I'm going to run more stress tests with this patch applied and will try
to figure out if we're actually leaking buckets without it.

---
Subject: bcache: prevent leaking buckets in bch_prio_write()

Handle the allocation failure path properly in bch_prio_write() to avoid
leaking buckets from the previous successful iterations.

Signed-off-by: Andrea Righi <andrea.righi@canonical.com>
---
 drivers/md/bcache/super.c | 20 +++++++++++---------
 1 file changed, 11 insertions(+), 9 deletions(-)
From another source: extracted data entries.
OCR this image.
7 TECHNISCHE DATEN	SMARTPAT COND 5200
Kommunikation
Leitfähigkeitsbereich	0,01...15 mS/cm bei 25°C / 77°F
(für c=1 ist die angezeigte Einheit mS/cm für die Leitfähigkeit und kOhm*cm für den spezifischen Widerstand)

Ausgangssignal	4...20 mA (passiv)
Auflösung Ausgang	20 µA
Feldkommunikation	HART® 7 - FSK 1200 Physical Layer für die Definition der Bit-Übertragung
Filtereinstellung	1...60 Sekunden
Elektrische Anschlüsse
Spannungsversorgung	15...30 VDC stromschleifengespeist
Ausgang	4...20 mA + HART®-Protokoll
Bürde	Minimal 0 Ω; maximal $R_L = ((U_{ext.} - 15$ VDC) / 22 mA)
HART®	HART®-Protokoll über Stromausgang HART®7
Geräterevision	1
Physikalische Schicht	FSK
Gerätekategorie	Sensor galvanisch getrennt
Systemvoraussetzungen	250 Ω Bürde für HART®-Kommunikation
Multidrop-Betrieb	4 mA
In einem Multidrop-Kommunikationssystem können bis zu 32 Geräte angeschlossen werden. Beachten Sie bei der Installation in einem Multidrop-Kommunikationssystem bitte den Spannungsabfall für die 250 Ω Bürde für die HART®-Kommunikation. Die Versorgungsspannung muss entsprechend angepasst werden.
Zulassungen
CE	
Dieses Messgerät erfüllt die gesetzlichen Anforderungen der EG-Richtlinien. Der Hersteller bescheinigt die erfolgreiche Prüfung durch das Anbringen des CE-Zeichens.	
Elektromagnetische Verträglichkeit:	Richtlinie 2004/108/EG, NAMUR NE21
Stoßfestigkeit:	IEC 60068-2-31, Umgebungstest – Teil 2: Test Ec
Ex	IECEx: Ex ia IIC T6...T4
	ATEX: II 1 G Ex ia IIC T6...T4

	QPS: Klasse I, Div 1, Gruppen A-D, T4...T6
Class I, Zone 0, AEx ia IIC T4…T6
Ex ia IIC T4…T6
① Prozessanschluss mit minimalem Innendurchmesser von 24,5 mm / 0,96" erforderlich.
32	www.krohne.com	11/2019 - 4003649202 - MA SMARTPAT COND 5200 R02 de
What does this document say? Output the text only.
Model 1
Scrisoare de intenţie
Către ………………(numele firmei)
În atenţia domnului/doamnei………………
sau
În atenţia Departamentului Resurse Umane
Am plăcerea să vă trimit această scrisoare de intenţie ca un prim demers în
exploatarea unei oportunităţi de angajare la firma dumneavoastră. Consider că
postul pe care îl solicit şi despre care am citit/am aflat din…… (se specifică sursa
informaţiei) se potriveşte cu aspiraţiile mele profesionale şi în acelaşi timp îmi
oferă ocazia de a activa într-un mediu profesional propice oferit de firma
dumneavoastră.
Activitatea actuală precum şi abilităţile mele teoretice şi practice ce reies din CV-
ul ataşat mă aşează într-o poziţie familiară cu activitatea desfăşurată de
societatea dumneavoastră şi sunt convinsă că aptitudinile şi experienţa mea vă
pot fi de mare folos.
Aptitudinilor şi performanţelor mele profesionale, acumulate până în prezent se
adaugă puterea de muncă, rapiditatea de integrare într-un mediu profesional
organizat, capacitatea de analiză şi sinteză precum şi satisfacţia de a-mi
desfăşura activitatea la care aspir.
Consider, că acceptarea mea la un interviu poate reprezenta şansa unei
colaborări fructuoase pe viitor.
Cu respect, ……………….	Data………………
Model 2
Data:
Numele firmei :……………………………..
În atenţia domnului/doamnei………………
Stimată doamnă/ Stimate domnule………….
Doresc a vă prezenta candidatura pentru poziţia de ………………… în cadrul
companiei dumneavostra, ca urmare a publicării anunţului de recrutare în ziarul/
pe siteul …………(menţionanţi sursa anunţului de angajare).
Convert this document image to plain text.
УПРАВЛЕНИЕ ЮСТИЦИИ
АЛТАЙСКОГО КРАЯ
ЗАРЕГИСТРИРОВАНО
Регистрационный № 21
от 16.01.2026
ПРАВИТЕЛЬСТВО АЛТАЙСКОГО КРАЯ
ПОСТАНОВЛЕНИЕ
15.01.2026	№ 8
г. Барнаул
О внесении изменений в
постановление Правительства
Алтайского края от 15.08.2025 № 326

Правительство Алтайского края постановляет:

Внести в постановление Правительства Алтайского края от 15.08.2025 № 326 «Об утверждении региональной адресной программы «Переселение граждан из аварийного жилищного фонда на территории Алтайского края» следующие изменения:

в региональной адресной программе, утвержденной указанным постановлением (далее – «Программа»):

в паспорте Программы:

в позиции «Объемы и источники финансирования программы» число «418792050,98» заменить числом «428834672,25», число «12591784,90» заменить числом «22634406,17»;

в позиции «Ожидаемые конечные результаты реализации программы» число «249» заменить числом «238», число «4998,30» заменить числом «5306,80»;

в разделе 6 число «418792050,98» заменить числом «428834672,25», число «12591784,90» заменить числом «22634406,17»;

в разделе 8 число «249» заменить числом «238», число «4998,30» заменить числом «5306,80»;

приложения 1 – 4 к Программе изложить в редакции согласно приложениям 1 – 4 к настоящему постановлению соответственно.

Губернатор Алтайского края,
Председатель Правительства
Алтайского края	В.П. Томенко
diff --git a/drivers/md/bcache/super.c b/drivers/md/bcache/super.c
index 716ea27..727266f 100644
--- a/drivers/md/bcache/super.c
+++ b/drivers/md/bcache/super.c
@@ -531,7 +531,7 @@ static void prio_io(struct cache *ca, uint64_t bucket, int op,
 
 int bch_prio_write(struct cache *ca, bool wait)
 {
-	int i;
+	int i, j, ret = 0;
 	struct bucket *b;
 	struct closure cl;
 
@@ -566,9 +566,11 @@ int bch_prio_write(struct cache *ca, bool wait)
 
 		bucket = bch_bucket_alloc(ca, RESERVE_PRIO, wait);
 		if (bucket == -1) {
-			if (!wait)
-				return -ENOMEM;
-			BUG_ON(1);
+			if (!wait) {
+				ret = -ENOMEM;
+				break;
+			}
+			BUG();
 		}
 
 		mutex_unlock(&ca->set->bucket_lock);
@@ -590,14 +592,14 @@ int bch_prio_write(struct cache *ca, bool wait)
 	 * Don't want the old priorities to get garbage collected until after we
 	 * finish writing the new ones, and they're journalled
 	 */
-	for (i = 0; i < prio_buckets(ca); i++) {
-		if (ca->prio_last_buckets[i])
+	for (j = prio_buckets(ca) - 1; j > i; --j) {
+		if (ca->prio_last_buckets[j])
 			__bch_bucket_free(ca,
-				&ca->buckets[ca->prio_last_buckets[i]]);
+				&ca->buckets[ca->prio_last_buckets[j]]);
 
-		ca->prio_last_buckets[i] = ca->prio_buckets[i];
+		ca->prio_last_buckets[j] = ca->prio_buckets[j];
 	}
-	return 0;
+	return ret;
 }
 
 static void prio_read(struct cache *ca, uint64_t bucket)
-- 
2.7.4